Question

Question in RNA-Seq gene expression profiling

0

Entering edit mode

6.3 years ago

Cy • 0

Hi all, I'm new in rna-seq analysis and confused about the gene expression profiling. How to obtain the overview gene expression profiling such as how many total number of protein-coding gene, non-coding gene and pseudogene? I tried with the workflow from article: Toward a Reference Gene Catalog of Human Primary Monocytes. (https://doi.org/10.1089/omi.2016.0124)

FASTQC
Trimmomatic
HISAT
StringTie
Cuffnorm (The FPKM >0.1 threshold was used to determine expressed transcripts)
Cuffmerge
Cuffdiff

This article also reported as by applying an FPKM >0.1 threshold, we have identified a total of 20,371 genes and 82,996 transcripts expressed in our monocyte datasets.

The part I confused is how to applying an FPKM >0.1 threshold and which file should I applied to (cuffnorm output file: gene.fpkm_table or transcript.gtf file)? And how they identified the amount of protein-coding, non-coding and pseudogene from these 20,371 genes?

There have many article reported their result as how much of total genes and transcripts in their datasets, but I really confused how they obtain it.
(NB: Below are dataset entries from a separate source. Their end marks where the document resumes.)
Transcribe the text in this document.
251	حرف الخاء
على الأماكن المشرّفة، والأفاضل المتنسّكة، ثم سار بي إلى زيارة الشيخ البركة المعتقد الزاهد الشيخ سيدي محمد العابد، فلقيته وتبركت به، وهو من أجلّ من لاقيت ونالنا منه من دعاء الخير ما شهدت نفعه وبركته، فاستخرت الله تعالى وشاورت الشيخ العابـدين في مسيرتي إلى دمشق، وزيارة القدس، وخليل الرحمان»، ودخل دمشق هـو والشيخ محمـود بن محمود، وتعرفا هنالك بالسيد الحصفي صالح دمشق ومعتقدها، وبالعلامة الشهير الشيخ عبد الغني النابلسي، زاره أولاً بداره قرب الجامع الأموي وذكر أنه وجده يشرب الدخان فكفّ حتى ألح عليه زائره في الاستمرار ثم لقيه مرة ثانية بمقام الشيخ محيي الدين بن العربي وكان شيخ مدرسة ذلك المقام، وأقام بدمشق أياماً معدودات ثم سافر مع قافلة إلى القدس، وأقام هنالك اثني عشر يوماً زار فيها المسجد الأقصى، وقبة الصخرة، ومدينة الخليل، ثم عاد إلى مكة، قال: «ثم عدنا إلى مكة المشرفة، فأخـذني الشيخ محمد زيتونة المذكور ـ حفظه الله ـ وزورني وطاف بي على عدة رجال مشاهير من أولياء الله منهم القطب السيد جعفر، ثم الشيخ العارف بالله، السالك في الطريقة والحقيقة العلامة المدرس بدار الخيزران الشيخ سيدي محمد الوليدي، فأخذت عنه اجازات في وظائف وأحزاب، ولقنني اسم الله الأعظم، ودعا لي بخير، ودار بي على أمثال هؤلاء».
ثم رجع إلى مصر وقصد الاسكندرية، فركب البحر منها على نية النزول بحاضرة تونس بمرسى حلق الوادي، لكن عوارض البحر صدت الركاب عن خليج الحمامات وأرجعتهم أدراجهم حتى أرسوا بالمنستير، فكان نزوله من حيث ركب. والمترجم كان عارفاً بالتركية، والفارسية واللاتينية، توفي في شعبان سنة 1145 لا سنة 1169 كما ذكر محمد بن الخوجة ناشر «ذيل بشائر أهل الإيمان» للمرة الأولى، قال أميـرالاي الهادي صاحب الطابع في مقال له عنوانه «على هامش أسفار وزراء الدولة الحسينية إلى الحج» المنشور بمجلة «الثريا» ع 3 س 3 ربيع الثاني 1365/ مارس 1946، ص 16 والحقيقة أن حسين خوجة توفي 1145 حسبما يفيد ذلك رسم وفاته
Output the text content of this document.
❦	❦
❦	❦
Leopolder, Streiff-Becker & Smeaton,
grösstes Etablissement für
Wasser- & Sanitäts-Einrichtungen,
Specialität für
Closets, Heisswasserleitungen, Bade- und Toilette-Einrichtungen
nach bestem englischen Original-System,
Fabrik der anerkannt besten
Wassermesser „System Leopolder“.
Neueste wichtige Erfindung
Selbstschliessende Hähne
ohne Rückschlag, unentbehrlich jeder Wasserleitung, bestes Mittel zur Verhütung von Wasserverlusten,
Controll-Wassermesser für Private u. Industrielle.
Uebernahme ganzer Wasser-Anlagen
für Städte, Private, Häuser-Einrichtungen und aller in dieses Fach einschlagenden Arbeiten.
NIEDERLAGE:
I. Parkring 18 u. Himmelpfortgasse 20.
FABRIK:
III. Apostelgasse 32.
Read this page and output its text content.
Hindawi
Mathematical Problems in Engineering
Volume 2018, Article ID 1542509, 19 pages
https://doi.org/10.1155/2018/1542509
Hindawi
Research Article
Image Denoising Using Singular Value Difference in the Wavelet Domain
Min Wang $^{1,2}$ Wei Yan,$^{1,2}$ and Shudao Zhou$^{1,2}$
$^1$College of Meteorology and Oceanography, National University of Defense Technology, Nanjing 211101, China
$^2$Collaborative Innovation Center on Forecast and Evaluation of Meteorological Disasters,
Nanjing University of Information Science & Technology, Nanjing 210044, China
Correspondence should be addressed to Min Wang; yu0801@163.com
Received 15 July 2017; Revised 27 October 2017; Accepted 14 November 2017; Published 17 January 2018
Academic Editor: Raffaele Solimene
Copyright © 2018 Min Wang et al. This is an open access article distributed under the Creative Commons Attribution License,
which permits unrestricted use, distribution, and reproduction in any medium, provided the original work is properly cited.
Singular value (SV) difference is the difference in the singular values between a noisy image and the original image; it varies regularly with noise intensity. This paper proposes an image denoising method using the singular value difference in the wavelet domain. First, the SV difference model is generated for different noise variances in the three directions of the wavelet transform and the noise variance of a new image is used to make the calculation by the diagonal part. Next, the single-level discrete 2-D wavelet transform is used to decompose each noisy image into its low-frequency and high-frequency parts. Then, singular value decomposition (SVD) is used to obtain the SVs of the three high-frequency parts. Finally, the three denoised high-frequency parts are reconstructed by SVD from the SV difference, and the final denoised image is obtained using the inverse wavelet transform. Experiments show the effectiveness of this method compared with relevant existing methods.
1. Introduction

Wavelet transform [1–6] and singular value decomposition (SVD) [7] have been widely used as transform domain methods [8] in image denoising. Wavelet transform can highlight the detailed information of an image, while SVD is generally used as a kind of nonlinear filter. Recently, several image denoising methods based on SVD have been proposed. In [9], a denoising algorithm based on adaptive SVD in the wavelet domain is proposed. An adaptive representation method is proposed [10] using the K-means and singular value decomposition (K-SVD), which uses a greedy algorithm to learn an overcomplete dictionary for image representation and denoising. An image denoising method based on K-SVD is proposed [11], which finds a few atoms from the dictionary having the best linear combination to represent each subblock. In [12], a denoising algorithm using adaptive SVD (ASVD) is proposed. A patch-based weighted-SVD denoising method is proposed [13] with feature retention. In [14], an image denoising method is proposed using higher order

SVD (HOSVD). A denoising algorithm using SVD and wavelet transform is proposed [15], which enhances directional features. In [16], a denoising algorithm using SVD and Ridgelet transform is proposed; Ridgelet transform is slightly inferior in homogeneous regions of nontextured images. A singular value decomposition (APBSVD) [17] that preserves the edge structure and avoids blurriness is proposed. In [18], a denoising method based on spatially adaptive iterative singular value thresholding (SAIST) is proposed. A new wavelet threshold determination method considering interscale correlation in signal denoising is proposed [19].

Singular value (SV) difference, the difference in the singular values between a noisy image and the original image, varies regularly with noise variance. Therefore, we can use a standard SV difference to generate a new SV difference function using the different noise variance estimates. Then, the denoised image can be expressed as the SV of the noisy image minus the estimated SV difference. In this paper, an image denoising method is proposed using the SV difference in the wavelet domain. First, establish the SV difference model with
I really need some help to understand this. Thank you

rna-seq gene expression profiling • 1.3k views

ADD COMMENT • link updated 6.3 years ago by Ashastry ▴ 60 • written 6.3 years ago by Cy • 0

score 0 · Answer 1 · 2019-03-22

This workflow is quiet old. FPKM normalization has repetitively been shown to be non-reliable for differential analysis as it fails to properly account for differences in library composition (see the StatQuest videos on Youtube for a nice and esay-access illustration on FPKM or search PubMed or the web for more scientific literature). Spend quality time reading this guide and this example workflow. As for FPKM thresholds please use google and the search function, this has been asked many times before. Short answer: There is no strict/reliable cutoff. It is also not necessary to prefilter your genes for differential expression as low-count genes will most commonly not be statistically significant. They typically lack the necessary power (= not enough counts). To get information on the type of gene you have to look up the genes in the respective annotation databases, such as GENCODE, RefSeq etc see How to sort genes into coding and non-coding mRNA?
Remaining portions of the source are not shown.